= Jessica J. Connelly =

American psychologist

Jessica Connelly is a professor of psychology at the University of Virginia. Dr. Connelly's lab studies the interaction between DNA methylation of the oxytocin receptor and behavior. Her research has demonstrated that blood biomarker can be used to estimate gene methylation and transcription state in the brain in an animal model, as well as to predict postpartum depression. Dr. Connelly's lab primarily works with prairie voles due to their social monogamy.

==Education==
Dr.

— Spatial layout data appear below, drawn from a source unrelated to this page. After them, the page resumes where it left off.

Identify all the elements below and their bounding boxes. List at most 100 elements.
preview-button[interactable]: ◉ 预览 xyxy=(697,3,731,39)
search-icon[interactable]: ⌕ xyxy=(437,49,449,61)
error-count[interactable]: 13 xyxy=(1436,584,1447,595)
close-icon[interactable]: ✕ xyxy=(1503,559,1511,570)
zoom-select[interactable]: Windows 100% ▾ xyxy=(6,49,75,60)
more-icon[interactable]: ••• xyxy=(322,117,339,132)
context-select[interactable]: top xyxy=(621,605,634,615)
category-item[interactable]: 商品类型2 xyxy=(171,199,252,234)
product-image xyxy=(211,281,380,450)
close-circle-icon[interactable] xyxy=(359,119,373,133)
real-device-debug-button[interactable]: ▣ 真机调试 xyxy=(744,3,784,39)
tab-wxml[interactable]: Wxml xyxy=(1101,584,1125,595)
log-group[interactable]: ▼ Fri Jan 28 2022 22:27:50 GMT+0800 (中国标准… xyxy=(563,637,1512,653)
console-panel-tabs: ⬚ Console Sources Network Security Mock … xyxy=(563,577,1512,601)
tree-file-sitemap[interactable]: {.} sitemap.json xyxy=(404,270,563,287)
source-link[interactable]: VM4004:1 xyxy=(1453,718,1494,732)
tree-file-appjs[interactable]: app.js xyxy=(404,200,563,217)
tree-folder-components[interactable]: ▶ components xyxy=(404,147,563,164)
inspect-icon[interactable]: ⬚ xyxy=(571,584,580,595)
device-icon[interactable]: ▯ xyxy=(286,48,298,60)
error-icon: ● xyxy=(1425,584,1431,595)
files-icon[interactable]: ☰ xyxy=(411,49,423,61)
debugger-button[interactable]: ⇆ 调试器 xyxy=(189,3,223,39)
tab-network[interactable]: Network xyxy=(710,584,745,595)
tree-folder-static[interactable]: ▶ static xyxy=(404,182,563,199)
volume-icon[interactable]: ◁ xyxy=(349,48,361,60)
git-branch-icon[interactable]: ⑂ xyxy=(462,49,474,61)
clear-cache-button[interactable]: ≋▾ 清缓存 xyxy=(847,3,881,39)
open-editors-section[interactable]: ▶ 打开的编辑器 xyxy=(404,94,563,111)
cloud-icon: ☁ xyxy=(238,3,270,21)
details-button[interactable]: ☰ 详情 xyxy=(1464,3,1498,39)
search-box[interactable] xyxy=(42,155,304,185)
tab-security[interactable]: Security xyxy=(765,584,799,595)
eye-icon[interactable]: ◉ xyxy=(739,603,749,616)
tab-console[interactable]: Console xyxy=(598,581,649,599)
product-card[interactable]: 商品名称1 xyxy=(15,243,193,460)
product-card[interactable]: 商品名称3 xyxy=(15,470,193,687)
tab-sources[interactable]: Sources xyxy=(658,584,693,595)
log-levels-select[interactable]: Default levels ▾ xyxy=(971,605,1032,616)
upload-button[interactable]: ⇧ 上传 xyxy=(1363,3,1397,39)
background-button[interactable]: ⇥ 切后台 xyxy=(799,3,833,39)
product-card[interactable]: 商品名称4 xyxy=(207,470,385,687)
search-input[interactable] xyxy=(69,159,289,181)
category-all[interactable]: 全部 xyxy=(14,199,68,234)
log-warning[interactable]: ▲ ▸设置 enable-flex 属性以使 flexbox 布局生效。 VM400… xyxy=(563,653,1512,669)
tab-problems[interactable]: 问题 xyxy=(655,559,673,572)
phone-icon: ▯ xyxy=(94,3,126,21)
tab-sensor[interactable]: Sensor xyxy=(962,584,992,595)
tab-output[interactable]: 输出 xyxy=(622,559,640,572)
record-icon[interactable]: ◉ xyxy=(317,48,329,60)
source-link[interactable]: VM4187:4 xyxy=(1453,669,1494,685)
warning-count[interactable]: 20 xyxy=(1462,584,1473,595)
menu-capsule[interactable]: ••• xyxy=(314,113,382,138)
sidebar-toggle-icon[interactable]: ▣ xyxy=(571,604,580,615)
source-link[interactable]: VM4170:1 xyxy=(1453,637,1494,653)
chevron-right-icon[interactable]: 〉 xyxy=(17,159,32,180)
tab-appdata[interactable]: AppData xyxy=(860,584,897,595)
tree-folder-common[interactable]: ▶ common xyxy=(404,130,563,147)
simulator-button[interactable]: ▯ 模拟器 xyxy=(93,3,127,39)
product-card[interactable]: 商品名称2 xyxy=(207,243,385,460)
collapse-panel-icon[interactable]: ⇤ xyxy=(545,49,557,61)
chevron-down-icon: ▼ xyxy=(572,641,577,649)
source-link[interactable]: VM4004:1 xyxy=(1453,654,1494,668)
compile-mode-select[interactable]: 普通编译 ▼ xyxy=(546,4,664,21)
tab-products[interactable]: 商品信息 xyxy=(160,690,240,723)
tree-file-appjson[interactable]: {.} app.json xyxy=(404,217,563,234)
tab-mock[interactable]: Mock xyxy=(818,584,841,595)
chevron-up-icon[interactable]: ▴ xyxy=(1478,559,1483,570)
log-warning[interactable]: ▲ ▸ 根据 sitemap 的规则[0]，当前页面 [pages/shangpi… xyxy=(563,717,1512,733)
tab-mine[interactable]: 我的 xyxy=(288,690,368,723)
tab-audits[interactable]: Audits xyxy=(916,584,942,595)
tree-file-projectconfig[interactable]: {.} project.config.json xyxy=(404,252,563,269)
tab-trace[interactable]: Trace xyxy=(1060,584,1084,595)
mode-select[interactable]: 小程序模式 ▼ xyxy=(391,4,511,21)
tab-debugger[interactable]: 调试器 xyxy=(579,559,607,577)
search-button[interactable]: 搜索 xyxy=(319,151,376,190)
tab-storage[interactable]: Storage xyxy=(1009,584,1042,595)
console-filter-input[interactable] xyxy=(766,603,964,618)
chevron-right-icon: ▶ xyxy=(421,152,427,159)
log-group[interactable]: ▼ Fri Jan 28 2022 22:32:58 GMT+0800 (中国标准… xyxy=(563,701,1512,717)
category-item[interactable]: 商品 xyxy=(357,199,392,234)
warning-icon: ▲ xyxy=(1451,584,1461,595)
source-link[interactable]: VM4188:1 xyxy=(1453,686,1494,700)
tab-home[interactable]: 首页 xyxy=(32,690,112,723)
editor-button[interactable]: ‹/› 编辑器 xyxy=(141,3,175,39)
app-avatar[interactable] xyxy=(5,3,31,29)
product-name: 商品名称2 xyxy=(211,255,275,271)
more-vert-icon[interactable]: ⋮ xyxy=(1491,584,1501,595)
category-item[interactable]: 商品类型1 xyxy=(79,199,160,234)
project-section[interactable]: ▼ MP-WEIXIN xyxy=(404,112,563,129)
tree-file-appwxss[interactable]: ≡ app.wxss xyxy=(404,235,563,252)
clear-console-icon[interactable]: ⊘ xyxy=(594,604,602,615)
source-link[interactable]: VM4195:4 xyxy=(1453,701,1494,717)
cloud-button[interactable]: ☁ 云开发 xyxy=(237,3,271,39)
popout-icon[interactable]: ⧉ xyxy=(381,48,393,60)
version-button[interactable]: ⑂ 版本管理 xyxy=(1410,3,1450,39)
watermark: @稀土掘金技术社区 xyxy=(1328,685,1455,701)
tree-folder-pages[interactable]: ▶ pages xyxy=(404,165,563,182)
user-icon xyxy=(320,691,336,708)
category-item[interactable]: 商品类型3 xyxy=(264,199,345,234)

Jessica Connelly earned her Bachelor's of Science (BS) in Chemistry, with a focus in Biochemistry, at Stockton College of New Jersey. In 1999, she went on to start her PhD in Genetics at State University of New York at Stony Brook, where she studied under a yeast epigeneticist, Dr. Rolf Sternglanz. In Sternglanz's lab, Connelly's thesis focused on chromatin compaction regulation transcription in histone code. After completing her PhD in 2004, she earned her postdoctoral degree at Duke University's Center for Human Genetics, during which time she focused on human genetics and genomics. Her mentors during her Postdoctoral degree at Duke University were statistical geneticist Dr. Elizabeth Hauser, and human genomicist Dr. Simon Gregory.